4.4.3 Farfetch Dialogues

Finally, we evaluated the proposed model in an online shopping assistant with both simulated and real costumer dialogues. For this experiment, models are trained solely on simulated dialogues. Table 3 reports the obtained results. First, in the simulated dialogues (Farfetch-Sim), we observe that BDST-I can successfully detect both intents and slot-values, with significant improvements in slot F1 and intent accuracy. When we consider dialogues with real costumers, the robustness of BDST-I becomes more evident: the gap in slot-F1, intent accuracy and, more importantly, the joint-goal accuracy between BDST-I and the other two baselines increase considerably. In particular, joint-goal accuracy is 71.0% and intent accuracy reaches 95.4%, which confirms that performing both tasks simultaneously and conditionally inferring slot values and intents provides the model with more information to improve its performance.
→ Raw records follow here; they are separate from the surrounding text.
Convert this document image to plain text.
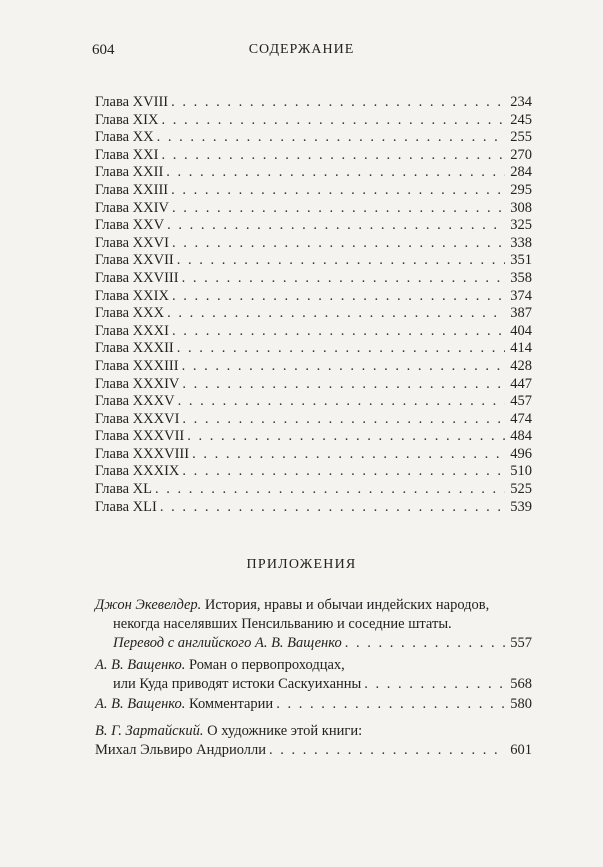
604	СОДЕРЖАНИЕ
Глава XVIII . . .	234
Глава XIX . . .	245
Глава XX . . .	255
Глава XXI . . .	270
Глава XXII . . .	284
Глава XXIII . . .	295
Глава XXIV . . .	308
Глава XXV . . .	325
Глава XXVI . . .	338
Глава XXVII . . .	351
Глава XXVIII . . .	358
Глава XXIX . . .	374
Глава XXX . . .	387
Глава XXXI . . .	404
Глава XXXII . . .	414
Глава XXXIII . . .	428
Глава XXXIV . . .	447
Глава XXXV . . .	457
Глава XXXVI . . .	474
Глава XXXVII . . .	484
Глава XXXVIII . . .	496
Глава XXXIX . . .	510
Глава XL . . .	525
Глава XLI . . .	539
ПРИЛОЖЕНИЯ
Джон Экевелдер. История, нравы и обычаи индейских народов,
некогда населявших Пенсильванию и соседние штаты.
Перевод с английского А. В. Ващенко . . .	557
А. В. Ващенко. Роман о первопроходцах,
или Куда приводят истоки Саскуиханны . . .	568
А. В. Ващенко. Комментарии . . .	580
В. Г. Зартайский. О художнике этой книги:
Михал Эльвиро Андриолли . . .	601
Table 3. Joint-goal and intent detection accuracy scores on Farfetch dialogues.

5 Conclusion

In the context of this work, we explicitly assumed that there are strong dependencies among language tokens, and that these dependencies become even more salient when the Transformer is conditioned on the dialogue data and on the dialogue state. We proposed an extension to a well-established model, which takes advantage of introducing extra dialogue information and multi-task learning, significantly increasing performance in all cases. Our contributions are as follows:

  • DST inference task conditioning architecture: The multi-head architecture and the corresponding tokens elegantly extends the Transformer encoder architecture to facilitate joint slot-filling and intent detection. We also observed that training on the different tasks also improved results, thus leveraging the multi-task parameter sharing nature.

  • Multiple slot-filling across domains: The proposed architecture nicely supports the MultiWOZ 2.2 scenarios where multiple heterogeneous slots co-occur in data, e.g. restaurant span-based slots with hotel categorical slots.
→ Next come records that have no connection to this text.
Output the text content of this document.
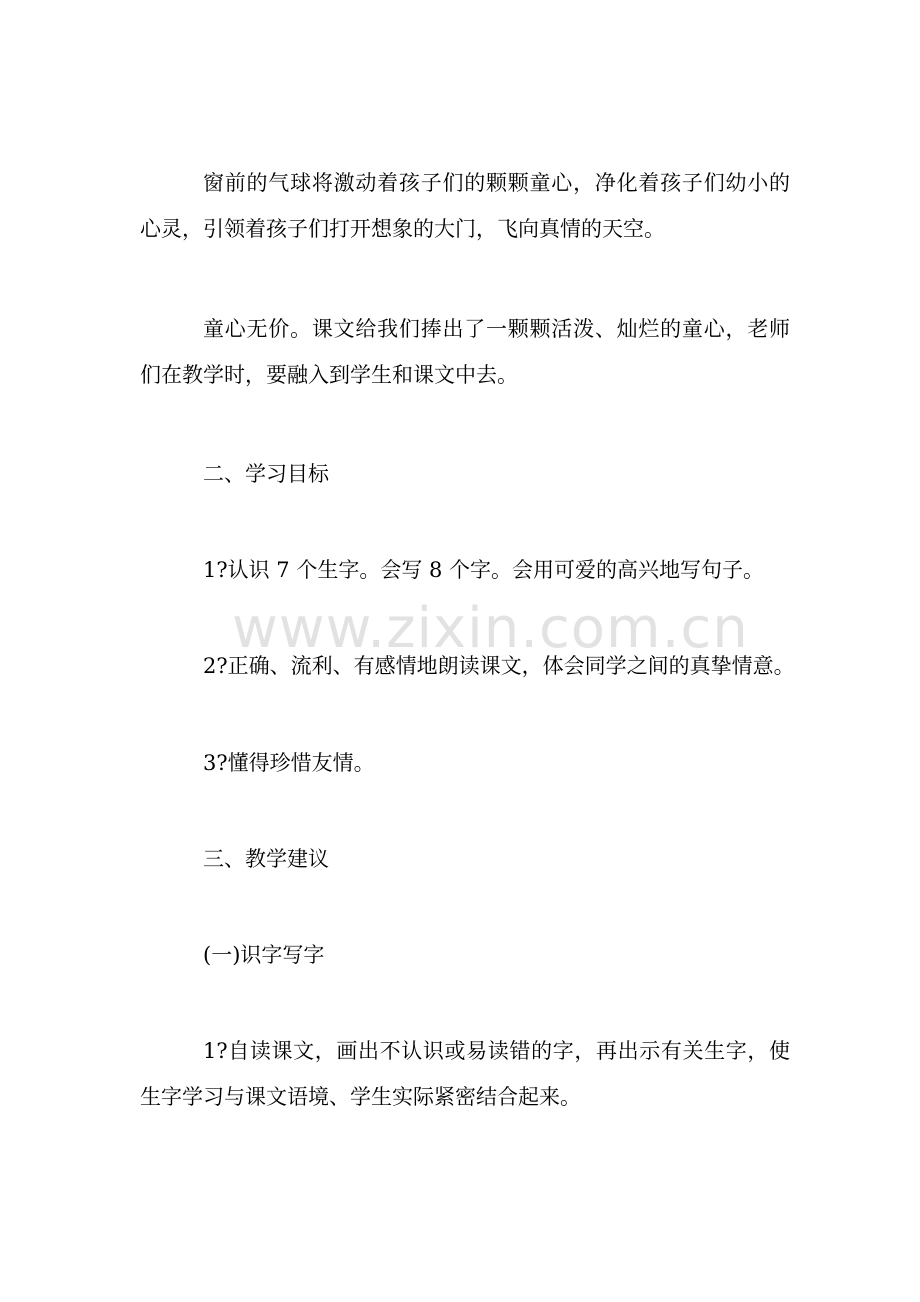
窗前的气球将激动着孩子们的颗颗童心，净化着孩子们幼小的心灵，引领着孩子们打开想象的大门，飞向真情的天空。

童心无价。课文给我们捧出了一颗颗活泼、灿烂的童心，老师们在教学时，要融入到学生和课文中去。

二、学习目标

1?认识 7 个生字。会写 8 个字。会用可爱的高兴地写句子。

2?正确、流利、有感情地朗读课文，体会同学之间的真挚情意。

3?懂得珍惜友情。

三、教学建议

(一)识字写字

1?自读课文，画出不认识或易读错的字，再出示有关生字，使生字学习与课文语境、学生实际紧密结合起来。

www.zixin.com.cn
  • State of the art competitive results across heterogeneous domains: Our models which perform intent detection and slot-filling outperform strong baselines [21] of equivalent complexity, by learning the intrinsic correlations between the user intent and the slots which are currently being mentioned.

  • Generalization to realistic domain-specific dialogues: Experiments show that BDST-I effectively generalizes in state-tracking for domain-specific and real scenarios, outperforming the compared approaches.

To sum up, we proposed a principled and theoretically well grounded approach to dialogue state tracking that significantly improves performance. The model is flexible enough be augmented with external heuristics [11], and generalizes to multiple domains.